As in the unmatched multivariable analysis, in the matched multivariable analysis, African American patients had worse all-cause mortality than Caucasians (HR 1.17; 95% CI 1.09–1.26; p < 0.001). However, the risk of bladder cancer specific mortality for African Americans was no longer significantly higher than that for Caucasians (HR 1.08; 95% CI 0.99–1.18; p = 0.102). As in the unmatched analysis, not being married and residing in areas other than the Pacific Coast region were associated with an increased risk of all-cause mortality. In addition, being diagnosed between 2001 and 2005 was associated with an increased risk of all-cause mortality. Similarly, not being married, residing in the Pacific Coast region, and being diagnosed between 2001 and 2011 were associated with an increased risk of bladder cancer-specific mortality.
DISCUSSION
Even though the incidence of bladder cancer in Caucasian males is double that of African American males, African American men and women have worse survival, even after controlling for demographic factors, stage and treatment [3–9]. In order to decrease health care disparities, it is critical to understand in what specific populations disparities exist and what factors may be driving the differences in outcomes. Our analysis suggests that although African American patients who undergo a cystectomy for bladder cancer have worse all-cause and cancer-specific mortality than Caucasians. The racial disparity in bladder-cancer specific survival after radical cystectomy can be explained by adjusting for sex, age, year of diagnosis, marital status, region of treatment, and stage of disease at time of cystectomy. However, these variables do not explain all of the differences in all-cause mortality.

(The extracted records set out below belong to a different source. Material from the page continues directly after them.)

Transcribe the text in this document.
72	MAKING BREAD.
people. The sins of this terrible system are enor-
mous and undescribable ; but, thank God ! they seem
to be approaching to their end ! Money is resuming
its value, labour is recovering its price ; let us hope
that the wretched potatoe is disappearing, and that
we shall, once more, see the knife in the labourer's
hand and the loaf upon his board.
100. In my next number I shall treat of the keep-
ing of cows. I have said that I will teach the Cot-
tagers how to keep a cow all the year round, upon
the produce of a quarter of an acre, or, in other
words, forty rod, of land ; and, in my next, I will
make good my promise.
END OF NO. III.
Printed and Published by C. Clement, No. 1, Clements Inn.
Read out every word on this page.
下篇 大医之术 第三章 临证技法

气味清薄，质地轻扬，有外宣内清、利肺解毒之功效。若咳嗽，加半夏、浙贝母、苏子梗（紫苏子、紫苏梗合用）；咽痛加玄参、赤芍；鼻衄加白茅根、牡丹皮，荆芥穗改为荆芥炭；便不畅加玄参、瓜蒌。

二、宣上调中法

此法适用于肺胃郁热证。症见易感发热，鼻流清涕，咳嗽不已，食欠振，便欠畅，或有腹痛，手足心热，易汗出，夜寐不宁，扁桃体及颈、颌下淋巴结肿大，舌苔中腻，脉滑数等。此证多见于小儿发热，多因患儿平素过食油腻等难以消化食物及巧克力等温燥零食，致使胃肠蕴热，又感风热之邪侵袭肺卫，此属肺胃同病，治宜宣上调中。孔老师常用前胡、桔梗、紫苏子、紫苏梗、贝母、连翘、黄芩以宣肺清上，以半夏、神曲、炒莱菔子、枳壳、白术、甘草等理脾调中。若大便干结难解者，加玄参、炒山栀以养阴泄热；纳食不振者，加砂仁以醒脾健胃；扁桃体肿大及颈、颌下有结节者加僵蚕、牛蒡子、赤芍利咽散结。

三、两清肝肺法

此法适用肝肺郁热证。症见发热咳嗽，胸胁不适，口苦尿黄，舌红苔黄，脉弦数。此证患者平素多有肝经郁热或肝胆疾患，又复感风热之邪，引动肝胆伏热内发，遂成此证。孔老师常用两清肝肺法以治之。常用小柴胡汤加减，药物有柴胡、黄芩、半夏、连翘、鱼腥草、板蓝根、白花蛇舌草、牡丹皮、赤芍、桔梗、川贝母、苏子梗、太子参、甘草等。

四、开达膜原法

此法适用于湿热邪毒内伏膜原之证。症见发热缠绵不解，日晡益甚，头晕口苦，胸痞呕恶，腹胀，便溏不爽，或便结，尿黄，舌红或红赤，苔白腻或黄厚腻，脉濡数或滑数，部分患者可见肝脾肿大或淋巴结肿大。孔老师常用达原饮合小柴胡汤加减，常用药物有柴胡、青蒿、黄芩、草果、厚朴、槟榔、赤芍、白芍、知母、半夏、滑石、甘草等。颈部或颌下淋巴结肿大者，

In the unmatched univariable analysis, African American patients have a 23% increased risk of all-cause mortality, which decreases to 20% in the multivariable model. In contrast, African Americans have a 21% increased risk of bladder cancer-specific mortality, but after controlling for the above variables, the remaining 9% difference is no longer significant. Advanced age, not being married, residing in areas other than the Pacific region, and later stages of disease were associated with worse all-cause mortality as well as with bladder cancer-specific mortality. Women were at increased risk for bladder-cancer specific mortality but not all-cause mortality.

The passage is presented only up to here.